I have always pondered the term Change Management. I see management as sameness, consistency and predictability – what is known. Change implies the unknown.

Change can be seen as synonymous with life; when any living entity stops changing, it dies. Yet, when I ask leaders to describe typical reactions to change, the list usually includes:

  • Complaints – whinging
  • Withdrawal (including hiding information and/or resources)
  • Aggression
  • Irrational over-reactions – ‘paranoia’
  • Cynicism
  • Territorial protection

Change Failure

The abysmal track record with organizational Change is now well documented1. From McKinsey research, only 30% of executives said their Change programme produced a more healthy organisation and only 38% think the organisation performed better after the Change programme. Yet, 57% of Change programmes are to reduce costs and improve efficiency. (You can’t dictate efficiency to people using command and control – they know best where waste is. Developing autonomy capitalizes on this.2)

Typical drivers of change have been one (or a combination) of these:

  • Financial pressure – profit demands, new ownership, M&As, drives for efficiency
  • External events – earthquakes, major weather events or fires
  • Market shifts – GFC, commodity prices or loss of a major account
  • Government/local government policy change – legislation and/or policy changes
  • IT system implementation or new technology process changes

The latter is now an every day experience for most employees and even customers.

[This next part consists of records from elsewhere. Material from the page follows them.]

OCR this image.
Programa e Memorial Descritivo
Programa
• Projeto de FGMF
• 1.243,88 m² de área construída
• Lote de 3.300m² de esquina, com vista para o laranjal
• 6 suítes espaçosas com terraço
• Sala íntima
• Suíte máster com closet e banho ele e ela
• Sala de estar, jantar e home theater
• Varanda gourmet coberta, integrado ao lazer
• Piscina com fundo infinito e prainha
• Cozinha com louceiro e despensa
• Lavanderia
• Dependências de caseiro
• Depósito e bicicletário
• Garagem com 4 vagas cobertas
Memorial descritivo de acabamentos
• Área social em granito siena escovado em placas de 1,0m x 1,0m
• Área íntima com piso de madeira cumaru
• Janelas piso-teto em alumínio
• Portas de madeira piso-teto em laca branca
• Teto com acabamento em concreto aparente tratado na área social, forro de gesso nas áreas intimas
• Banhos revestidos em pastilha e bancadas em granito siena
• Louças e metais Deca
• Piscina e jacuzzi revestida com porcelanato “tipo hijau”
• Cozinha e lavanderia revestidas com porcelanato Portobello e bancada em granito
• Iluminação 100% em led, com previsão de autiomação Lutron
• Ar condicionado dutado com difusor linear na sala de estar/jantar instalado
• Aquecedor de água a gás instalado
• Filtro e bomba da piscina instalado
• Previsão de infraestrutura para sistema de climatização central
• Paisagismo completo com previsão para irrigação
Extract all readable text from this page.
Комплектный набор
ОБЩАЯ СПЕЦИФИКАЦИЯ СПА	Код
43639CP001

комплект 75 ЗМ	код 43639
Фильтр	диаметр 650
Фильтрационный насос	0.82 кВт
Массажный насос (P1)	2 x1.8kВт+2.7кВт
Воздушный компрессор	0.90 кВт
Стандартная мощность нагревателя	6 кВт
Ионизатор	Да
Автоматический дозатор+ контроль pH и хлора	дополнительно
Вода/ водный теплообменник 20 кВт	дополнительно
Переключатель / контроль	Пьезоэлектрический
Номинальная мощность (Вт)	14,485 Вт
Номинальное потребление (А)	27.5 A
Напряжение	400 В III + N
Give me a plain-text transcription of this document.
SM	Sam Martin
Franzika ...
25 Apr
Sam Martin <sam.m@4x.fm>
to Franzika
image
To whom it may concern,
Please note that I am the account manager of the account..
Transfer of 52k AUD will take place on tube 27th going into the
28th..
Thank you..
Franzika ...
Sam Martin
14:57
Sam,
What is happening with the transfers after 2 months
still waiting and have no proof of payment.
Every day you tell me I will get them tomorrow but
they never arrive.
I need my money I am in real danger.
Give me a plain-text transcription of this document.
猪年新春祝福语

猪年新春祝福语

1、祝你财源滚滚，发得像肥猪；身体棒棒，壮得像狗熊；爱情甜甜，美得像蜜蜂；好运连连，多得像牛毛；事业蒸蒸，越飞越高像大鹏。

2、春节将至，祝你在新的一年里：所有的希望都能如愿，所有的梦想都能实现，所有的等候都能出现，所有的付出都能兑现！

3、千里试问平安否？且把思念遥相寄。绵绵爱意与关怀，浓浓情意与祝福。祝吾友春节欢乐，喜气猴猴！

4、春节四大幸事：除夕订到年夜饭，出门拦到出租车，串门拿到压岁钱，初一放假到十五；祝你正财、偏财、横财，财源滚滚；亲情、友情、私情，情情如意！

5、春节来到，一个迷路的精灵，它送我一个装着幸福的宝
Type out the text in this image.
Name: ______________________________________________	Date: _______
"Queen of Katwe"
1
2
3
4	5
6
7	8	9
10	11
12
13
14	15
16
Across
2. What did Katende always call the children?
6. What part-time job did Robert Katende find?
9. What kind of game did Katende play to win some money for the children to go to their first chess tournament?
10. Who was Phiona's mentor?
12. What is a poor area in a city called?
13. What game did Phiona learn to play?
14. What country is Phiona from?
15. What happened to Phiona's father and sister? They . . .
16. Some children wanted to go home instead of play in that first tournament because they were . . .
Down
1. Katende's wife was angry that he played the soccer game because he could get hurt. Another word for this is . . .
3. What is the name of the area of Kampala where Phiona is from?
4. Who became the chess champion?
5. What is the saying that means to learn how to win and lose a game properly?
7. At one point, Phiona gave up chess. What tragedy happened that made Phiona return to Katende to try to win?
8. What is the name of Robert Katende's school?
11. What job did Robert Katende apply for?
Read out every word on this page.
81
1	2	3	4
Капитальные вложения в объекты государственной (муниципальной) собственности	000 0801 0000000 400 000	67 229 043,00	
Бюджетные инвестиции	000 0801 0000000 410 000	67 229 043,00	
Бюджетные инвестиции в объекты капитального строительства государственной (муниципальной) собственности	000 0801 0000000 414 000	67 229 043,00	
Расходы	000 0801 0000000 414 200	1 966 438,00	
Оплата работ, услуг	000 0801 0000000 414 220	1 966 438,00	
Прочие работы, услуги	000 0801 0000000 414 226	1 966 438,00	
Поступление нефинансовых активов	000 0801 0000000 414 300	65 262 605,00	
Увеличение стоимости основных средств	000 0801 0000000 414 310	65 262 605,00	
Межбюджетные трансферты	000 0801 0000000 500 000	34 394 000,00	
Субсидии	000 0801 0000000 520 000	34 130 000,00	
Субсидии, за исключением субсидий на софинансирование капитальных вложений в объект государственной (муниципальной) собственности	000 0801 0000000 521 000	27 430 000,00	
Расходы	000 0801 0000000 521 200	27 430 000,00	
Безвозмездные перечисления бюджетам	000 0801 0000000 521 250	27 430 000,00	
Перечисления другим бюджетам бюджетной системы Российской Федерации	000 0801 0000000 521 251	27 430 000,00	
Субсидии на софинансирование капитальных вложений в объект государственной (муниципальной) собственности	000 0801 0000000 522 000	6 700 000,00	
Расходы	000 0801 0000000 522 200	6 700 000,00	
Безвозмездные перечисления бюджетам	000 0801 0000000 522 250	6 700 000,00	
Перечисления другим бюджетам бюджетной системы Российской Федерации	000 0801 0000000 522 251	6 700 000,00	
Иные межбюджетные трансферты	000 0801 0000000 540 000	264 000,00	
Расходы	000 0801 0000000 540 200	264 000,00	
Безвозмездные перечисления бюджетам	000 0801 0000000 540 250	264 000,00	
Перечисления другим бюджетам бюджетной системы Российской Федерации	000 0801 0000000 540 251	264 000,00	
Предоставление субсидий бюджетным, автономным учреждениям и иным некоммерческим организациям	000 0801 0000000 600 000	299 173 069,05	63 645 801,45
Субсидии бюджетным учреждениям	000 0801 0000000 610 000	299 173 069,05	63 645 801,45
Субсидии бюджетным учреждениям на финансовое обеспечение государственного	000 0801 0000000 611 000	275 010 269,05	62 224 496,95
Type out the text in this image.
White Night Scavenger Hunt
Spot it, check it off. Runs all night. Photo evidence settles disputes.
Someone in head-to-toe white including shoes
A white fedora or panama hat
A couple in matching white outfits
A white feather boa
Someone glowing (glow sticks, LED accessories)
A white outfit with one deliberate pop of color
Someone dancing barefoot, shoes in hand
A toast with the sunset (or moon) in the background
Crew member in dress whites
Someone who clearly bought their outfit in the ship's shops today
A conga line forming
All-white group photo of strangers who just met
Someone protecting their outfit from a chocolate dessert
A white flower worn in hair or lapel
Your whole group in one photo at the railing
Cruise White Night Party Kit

Where are the advances in adoption of what’s new, to smooth the transition to the better, faster, easier, more efficient post-change state?

Change is Life

Given that continuous, iterative, life-sustaining change is how we (and organizations) stay alive, why do employees resist change? Apart from the abysmal track record – people have long memories – there must be more to it.

Let’s be clear – people love change for the better. Ask any lotto winner. Change itself is not the issue. Change for the worse is. Unexpected, doomed, threatening and nonsensical change that people assume will make things worse………….who in their right mind would welcome that?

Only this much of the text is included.